Provide binary search algorithm that takes a sorted list of strings and finds a specific string x. What is the runtime of your algorithm?

What is the runtime of an algorithm that sorts n strings?

No actual code needed. Please provide pseudo code for the binary search and find the runtime (big-O) of the algorithm.

Answer 1

A binary search algorithm can be used to find a specific string x in a sorted list of strings. The runtime complexity of the binary search algorithm is logarithmic, O(log n). The runtime complexity of sorting n strings depends on the specific sorting algorithm used.

Step-by-step explanation:

A binary search algorithm can be used to find a specific string x in a sorted list of strings. Pseudo code for the algorithm is as follows:

1. Set the left pointer to the beginning of the list (0) and the right pointer to the end of the list (length - 1).
2. Repeat the following steps until the left pointer is greater than the right pointer:
   1. Calculate the middle index by taking the average of the left and right pointers.
   2. If the middle element equals x, return the index.
   3. If the middle element is less than x, update the left pointer to middle + 1.
   4. If the middle element is greater than x, update the right pointer to middle - 1.

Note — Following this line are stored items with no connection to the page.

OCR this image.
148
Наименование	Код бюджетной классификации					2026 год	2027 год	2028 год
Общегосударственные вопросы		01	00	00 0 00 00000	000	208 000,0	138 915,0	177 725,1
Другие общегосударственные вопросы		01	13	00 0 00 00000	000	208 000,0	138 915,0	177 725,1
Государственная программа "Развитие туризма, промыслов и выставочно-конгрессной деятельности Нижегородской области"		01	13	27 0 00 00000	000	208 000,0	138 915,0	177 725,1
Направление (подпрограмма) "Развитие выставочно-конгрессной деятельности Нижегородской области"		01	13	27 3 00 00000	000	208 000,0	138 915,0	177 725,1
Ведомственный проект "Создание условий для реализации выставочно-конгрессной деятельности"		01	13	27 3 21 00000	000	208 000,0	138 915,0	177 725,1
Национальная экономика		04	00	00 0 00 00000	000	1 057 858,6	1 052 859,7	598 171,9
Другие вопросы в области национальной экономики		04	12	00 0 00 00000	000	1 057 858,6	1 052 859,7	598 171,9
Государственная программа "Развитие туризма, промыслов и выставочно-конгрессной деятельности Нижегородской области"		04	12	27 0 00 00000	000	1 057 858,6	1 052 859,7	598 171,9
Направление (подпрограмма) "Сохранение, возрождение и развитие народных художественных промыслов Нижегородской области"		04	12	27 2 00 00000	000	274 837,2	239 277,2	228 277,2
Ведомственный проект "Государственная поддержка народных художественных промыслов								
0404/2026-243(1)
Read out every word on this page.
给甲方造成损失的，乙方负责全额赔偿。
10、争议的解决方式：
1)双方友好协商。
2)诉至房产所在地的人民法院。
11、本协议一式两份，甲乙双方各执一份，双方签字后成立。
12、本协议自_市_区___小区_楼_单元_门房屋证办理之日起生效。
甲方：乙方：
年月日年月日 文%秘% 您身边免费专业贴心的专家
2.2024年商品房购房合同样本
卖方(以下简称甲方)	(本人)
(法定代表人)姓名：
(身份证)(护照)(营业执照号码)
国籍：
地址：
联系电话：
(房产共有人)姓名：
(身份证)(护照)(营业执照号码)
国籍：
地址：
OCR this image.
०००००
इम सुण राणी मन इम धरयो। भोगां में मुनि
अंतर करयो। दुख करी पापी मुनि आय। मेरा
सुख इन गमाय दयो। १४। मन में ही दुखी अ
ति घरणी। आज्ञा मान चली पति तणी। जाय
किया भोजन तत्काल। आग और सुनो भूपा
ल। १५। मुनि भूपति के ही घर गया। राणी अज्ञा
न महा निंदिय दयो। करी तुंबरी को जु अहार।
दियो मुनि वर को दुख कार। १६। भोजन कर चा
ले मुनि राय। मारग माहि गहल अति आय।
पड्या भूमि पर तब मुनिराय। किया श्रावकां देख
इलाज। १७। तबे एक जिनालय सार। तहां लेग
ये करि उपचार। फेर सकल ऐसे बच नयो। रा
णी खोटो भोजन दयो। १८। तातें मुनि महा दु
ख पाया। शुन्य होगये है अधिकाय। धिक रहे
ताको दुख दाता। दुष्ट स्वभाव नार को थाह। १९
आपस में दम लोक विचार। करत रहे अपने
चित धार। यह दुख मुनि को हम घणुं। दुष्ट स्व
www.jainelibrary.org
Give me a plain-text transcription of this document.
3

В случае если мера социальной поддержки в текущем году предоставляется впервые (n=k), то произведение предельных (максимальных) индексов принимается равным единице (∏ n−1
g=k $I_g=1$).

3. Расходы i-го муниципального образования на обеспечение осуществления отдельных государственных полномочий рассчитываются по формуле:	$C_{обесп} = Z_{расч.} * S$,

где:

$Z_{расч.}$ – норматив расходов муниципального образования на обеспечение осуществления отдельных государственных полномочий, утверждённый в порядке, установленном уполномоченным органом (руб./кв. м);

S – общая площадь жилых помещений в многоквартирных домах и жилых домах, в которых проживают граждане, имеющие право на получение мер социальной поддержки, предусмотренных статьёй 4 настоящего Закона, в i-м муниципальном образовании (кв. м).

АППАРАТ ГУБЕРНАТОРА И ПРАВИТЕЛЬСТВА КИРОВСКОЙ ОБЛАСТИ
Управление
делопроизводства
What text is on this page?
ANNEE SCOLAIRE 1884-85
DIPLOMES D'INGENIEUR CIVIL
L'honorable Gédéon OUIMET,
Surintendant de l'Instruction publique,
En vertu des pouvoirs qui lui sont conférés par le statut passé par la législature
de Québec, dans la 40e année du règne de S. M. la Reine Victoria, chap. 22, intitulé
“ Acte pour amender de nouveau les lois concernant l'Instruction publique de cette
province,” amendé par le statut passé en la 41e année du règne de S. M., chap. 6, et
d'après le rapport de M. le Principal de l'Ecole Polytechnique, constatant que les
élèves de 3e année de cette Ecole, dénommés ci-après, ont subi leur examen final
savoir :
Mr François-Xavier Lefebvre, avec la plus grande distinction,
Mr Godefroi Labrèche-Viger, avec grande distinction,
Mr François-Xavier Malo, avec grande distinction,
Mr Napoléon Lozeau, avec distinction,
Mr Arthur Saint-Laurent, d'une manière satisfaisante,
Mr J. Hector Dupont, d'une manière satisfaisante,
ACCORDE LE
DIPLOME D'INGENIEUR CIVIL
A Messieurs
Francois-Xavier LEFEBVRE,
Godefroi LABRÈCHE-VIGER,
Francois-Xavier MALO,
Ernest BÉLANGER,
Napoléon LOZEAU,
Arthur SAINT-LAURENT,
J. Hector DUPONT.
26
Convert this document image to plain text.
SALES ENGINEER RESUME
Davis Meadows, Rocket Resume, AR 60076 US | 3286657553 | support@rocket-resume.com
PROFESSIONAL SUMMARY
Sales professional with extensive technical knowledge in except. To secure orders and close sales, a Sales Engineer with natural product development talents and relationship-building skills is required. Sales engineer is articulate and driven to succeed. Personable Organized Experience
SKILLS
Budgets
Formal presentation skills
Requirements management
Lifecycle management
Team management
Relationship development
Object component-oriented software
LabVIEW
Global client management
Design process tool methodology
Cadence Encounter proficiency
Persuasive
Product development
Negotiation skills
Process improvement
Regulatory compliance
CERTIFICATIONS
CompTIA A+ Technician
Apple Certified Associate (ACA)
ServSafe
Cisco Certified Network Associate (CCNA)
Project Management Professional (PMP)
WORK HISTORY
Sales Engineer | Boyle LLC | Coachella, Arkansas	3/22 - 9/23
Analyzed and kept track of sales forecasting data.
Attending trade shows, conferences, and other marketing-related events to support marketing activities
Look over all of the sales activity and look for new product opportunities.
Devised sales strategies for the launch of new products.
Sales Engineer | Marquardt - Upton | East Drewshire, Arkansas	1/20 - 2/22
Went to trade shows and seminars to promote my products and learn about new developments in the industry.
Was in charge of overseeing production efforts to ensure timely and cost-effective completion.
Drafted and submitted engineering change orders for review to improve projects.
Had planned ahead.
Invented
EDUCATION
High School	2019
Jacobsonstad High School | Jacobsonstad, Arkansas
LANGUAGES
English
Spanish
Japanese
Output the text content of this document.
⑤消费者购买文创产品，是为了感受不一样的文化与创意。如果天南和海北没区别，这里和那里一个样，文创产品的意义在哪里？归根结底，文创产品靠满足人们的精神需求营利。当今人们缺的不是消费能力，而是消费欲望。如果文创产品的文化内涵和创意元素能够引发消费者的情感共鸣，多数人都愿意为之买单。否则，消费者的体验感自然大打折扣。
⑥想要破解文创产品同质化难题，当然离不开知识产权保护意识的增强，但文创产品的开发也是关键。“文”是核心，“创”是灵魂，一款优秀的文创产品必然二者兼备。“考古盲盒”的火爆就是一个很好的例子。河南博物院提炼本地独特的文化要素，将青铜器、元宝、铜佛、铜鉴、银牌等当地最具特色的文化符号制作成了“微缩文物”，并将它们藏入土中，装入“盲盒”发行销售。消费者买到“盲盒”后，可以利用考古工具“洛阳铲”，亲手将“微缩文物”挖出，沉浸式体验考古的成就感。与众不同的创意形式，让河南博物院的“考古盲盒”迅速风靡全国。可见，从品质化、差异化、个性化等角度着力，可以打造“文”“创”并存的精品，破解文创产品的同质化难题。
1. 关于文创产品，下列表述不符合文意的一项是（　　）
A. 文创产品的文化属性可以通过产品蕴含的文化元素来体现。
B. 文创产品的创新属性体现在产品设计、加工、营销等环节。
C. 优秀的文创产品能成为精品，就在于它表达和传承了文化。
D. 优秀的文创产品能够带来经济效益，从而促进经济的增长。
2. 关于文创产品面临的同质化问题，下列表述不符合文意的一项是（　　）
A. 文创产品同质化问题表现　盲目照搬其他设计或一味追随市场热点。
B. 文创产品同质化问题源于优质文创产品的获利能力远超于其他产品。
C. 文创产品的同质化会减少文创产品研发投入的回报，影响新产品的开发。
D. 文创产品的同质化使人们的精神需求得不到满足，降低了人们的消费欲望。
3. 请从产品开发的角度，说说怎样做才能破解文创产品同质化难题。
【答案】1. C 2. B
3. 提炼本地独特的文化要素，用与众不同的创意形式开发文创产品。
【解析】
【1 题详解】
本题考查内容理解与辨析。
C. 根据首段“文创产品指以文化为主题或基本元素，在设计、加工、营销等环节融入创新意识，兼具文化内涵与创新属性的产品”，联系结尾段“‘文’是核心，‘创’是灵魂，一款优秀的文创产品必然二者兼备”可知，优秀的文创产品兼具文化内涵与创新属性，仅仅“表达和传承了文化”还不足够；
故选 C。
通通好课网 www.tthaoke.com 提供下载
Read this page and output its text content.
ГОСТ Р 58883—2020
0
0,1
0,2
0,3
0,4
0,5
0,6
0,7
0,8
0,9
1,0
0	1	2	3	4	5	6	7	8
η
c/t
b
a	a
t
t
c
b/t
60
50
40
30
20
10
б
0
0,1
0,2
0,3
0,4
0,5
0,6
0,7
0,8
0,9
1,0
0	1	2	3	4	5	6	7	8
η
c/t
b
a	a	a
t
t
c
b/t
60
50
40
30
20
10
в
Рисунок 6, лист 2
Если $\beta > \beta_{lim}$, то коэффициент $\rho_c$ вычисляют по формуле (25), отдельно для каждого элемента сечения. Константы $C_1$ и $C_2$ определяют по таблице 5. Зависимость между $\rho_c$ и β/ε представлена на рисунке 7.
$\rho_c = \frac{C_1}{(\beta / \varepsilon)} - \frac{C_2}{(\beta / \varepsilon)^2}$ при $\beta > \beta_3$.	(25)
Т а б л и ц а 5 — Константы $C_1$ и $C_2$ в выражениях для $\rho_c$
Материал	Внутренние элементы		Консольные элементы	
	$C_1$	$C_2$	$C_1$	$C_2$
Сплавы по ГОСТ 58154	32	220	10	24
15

The runtime complexity of the binary search algorithm is logarithmic, which is denoted as O(log n), where n is the length of the sorted list. This means that as the size of the list increases, the number of operations grows at a slower rate.

The runtime complexity of an algorithm that sorts n strings depends on the sorting algorithm used. For example, the merge sort algorithm has a runtime complexity of O(n log n), while the bubble sort algorithm has a runtime complexity of O(n^2). So, the actual runtime of sorting n strings will depend on the specific sorting algorithm implemented.